Me he vuelto loco buscando sobre intensidades y pilas pero no me aclaro. Espero que podais echar un cable. 
Si se me permite la broma, no vale refrigerar las pilas con el propio ventilador. Gracias!


----------



## pau1 (May 20, 2009)

Por si le sirve a alguien, he probado y sí, funciona y no se calienta. Acoplando un segundo grupo de 3 pilas en paralelo.


----------



## cansi22 (May 20, 2009)

un ventilador de pc suele funcionar entre 3,5 y 14v

con 3 pilas de 1.2 haces mas bien poco. yo pondria una de 9v o dos de 9 en paralelo


----------



## fernandoae (May 21, 2009)

Un ventilador de pc no funciona entre 3,5V y 14V... funciona a 12V, si te fijas suele estar escrito en la etiqueta.
Debido a que el consumo del mismo es muy bajo el problema de la temperatura debe ser otra cosa... 

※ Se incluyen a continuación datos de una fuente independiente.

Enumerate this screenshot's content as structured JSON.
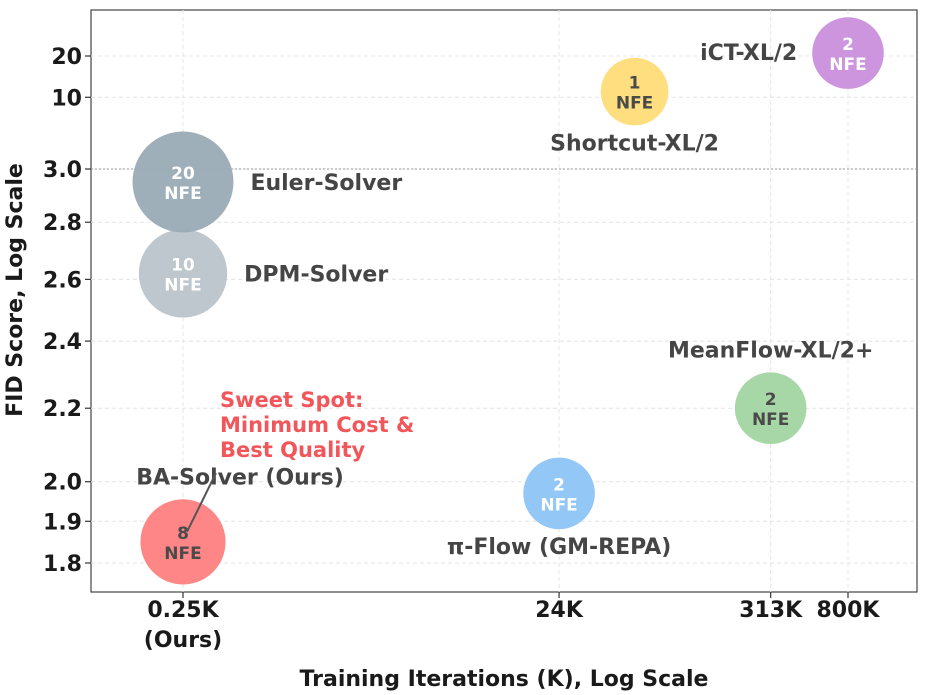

"He conectado 3 pilas AA recargables (3 x 1,2V) a un pequeño ventilador de PC de 1,2W y funciona"
Quizà ahi estè tu problema... como realizaste la conexiòn?


----------



## pau1 (May 22, 2009)

Gracias por las respuestas. El ventilador funciona a 5V. Tal como lo hice al inicio cuando se calentaba tanto, con 3 pilas de 1,2V solo llegaba a 3,6V. 
Ahora, con 2x3 pilas (2 grupos de 3 pilas en serie montadas en paralelo) saco en torno a 4,5V y no se calienta.
Lo que sigo sin saber es cómo proceder para que no me vuelva a pasar, o sea, cómo dimensionar adecuadamente la fuente según los consumos (siempre en CC).


----------



## elmo2 (May 22, 2009)

no habias mencionado que tu ventilador era de 5 volts, dijiste que era de 1.2 watts, dato nada comun porque casi todos los ventiladores que yo he visto dicen voltaje y corriente...

pero ya que sabias que voltaje usa y cuanta pontencia consume, puedes calcular la corriente que necesita...

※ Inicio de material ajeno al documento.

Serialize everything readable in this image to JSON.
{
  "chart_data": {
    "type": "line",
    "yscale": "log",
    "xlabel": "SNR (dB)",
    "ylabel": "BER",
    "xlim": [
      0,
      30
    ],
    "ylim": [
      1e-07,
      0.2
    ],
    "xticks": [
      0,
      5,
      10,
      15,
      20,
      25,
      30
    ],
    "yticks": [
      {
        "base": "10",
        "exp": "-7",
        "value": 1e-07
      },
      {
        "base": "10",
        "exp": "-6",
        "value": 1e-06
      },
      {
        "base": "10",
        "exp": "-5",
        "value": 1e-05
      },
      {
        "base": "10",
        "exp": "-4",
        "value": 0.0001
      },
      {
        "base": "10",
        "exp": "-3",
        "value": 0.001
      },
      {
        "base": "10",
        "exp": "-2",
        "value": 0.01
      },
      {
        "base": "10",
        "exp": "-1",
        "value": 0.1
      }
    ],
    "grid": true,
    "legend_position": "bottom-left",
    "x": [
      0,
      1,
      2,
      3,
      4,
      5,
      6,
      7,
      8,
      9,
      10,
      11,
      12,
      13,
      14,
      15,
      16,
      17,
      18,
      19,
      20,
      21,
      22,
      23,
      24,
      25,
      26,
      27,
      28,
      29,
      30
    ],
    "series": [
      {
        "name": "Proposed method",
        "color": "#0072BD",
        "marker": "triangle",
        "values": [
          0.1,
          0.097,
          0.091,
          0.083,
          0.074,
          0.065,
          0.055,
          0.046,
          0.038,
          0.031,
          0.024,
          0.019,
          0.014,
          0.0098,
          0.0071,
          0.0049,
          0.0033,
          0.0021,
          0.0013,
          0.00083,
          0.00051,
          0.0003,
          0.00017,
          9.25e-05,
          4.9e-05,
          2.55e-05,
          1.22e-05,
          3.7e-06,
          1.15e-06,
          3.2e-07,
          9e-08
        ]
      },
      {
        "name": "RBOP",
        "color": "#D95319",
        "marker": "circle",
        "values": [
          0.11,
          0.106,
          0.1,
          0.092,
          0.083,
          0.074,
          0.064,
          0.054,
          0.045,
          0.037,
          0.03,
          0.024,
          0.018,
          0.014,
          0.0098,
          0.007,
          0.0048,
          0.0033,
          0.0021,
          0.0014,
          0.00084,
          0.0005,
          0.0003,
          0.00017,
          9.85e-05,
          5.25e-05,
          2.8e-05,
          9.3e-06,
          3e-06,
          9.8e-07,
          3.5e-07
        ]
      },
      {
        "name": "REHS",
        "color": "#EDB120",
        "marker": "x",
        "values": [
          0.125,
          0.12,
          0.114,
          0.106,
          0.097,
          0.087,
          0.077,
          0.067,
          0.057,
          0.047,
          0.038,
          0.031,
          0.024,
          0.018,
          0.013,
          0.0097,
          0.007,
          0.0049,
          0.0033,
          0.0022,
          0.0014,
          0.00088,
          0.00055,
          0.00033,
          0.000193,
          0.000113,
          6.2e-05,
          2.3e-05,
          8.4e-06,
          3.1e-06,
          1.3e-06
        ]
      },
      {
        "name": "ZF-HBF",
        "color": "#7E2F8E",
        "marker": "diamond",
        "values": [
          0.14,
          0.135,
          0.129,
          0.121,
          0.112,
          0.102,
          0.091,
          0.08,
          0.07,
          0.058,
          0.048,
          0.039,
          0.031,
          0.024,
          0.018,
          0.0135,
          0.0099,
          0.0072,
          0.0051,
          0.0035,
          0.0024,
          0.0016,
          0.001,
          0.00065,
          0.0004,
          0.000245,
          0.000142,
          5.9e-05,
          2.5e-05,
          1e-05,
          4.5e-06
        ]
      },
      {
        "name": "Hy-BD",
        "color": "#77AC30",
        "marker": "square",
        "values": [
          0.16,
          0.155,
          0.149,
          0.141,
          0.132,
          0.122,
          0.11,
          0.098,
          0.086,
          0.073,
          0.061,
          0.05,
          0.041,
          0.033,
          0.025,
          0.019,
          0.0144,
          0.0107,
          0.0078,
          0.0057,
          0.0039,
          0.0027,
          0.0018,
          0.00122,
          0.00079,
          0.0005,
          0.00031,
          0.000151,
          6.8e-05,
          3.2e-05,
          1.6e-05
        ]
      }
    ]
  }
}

Potencia = voltaje * corriente  o  P=VI

de ahi obtienes que I=P/V  I= 1.2 / 5 = 0.24 A  o 240 mA

tampoco mencionaste de que tecnologia son la baterias recargables... NiCad o NIMH ?

lo que mencionaste es que eran de 1.2 volts, asi que podias haber usado 4 baterias en serie que te darian 4.8 volts...

las baterias AA NiCad eran comunmente de 600 mAh asi que se supone que te podrian funcionar por 2.5 horas sin calentarse, pero como estabas alimentandolo solo con 3.6 volts, lo mas seguro es que el ventilador estaba consumiendo mas corriente y por eso hacia que las baterias se calentaran...

tambien podria haber pasado que alguna de las baterias no estuviera en buenas condiciones siendo una carga para las otras...

saludos...


----------



## pau1 (May 22, 2009)

Vaya, gracias por las explicaciones. Y sí, llevas razón que por prisas me temo que no he adjuntado antes toda la información. Es el problema de no saber demasiado y de hacer pruebas con varias configuraciones. 
Espero que con esto, mi cámara web modificada para fotografía de estrellas funcione mejor.
Gracias!


----------



## cansi22 (May 22, 2009)

fernandoae dijo:
			
		

> Un ventilador de pc no funciona entre 3,5V y 14V... funciona a 12V, si te fijas suele estar escrito en la etiqueta.


yo tengo un ventilador a 15v y lleva asi 2 años. es de un amplificador


----------



## fernandoae (May 22, 2009)

Ya se que tienen cierta tolerancia, pero son de 12V.


----------